Both bottles provide the same ketchup product through a consistent, recognizable, and well-designed label and visual appeal. Nevertheless, for the Bottle 2, the designers created a superior user experience by introducing a squeezable plastic bottle and making the ketchup readily available by inverting the bottle upside down. This innovation of design was so successful evidenced by a quick look at the supermarket shelves and observing the prevalence of the plastic bottles versus the original glass ones in food service establishments. However, the focus on the consumer’s experience did not stop with the rethinking of the product’s packaging and usability. Many producers have also reconceived their products to become healthier ones.
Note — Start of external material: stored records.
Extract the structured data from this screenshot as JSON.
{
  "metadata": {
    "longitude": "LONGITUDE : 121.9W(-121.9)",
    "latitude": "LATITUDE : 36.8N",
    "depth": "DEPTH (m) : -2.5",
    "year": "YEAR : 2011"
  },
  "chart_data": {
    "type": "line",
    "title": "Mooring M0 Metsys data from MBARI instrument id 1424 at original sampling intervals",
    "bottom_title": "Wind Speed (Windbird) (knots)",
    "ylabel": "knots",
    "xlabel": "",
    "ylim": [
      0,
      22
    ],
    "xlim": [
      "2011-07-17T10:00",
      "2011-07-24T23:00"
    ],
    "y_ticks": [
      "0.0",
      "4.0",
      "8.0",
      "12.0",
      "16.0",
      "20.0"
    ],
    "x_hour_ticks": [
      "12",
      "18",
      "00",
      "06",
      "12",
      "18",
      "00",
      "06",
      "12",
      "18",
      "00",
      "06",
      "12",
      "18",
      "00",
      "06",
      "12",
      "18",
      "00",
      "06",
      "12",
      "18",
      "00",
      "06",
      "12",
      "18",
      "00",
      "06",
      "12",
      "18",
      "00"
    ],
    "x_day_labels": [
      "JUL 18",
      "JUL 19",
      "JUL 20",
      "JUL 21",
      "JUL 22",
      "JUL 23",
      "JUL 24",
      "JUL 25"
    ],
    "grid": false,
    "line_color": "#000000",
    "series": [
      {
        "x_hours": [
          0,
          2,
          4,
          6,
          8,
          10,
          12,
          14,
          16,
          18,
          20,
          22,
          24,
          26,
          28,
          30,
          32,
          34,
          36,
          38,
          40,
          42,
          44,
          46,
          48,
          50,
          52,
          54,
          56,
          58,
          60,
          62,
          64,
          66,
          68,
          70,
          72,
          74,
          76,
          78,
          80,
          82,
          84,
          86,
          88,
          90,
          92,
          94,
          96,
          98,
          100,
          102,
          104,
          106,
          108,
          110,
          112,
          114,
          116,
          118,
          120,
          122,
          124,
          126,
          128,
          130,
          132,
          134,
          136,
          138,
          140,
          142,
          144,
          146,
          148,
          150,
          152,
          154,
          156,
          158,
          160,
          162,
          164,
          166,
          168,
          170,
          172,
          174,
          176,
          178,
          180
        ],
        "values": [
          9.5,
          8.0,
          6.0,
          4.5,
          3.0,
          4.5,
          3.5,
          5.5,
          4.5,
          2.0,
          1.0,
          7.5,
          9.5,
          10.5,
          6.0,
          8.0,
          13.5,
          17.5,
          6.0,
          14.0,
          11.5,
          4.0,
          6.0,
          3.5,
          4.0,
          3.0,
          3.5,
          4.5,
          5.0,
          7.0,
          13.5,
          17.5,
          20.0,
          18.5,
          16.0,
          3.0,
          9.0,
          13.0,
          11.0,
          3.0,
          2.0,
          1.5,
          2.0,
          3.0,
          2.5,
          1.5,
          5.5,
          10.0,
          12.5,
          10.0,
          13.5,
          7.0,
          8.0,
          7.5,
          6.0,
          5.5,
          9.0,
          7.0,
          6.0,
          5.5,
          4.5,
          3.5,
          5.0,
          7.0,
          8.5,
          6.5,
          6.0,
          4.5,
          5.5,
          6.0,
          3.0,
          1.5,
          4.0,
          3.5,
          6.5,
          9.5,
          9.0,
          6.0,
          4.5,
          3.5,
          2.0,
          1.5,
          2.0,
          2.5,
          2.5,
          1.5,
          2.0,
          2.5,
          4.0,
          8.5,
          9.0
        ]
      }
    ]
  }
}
Using the same example of Heinz ketchup, today we see ketchup products with “no sugar added,” “low sodium,” and “organic ingredients” all packaged within the same inverted plastic bottle that delivers excellent consumer experience. Undeniably, consumer awareness of their well-being is on the rise, but much work remains on the producers’ side. In exploring and identifying shared values, we see design thinking as a critical factor in moving from “making products that people love” into “making good products that people love.”

9 Summary

One of the essential attributes of design thinking is the empathy attribute. Food producers can align their production and economic interests with the well-being of their consumers through a comprehensive understanding of empathy and its qualitative parameters. This chapter proposes that designing producing healthy food products through empathetic thinking does not have a cost to the producer or a higher price to the consumer. Instead, a shared value market development can be of great benefit to the producers and consumers alike.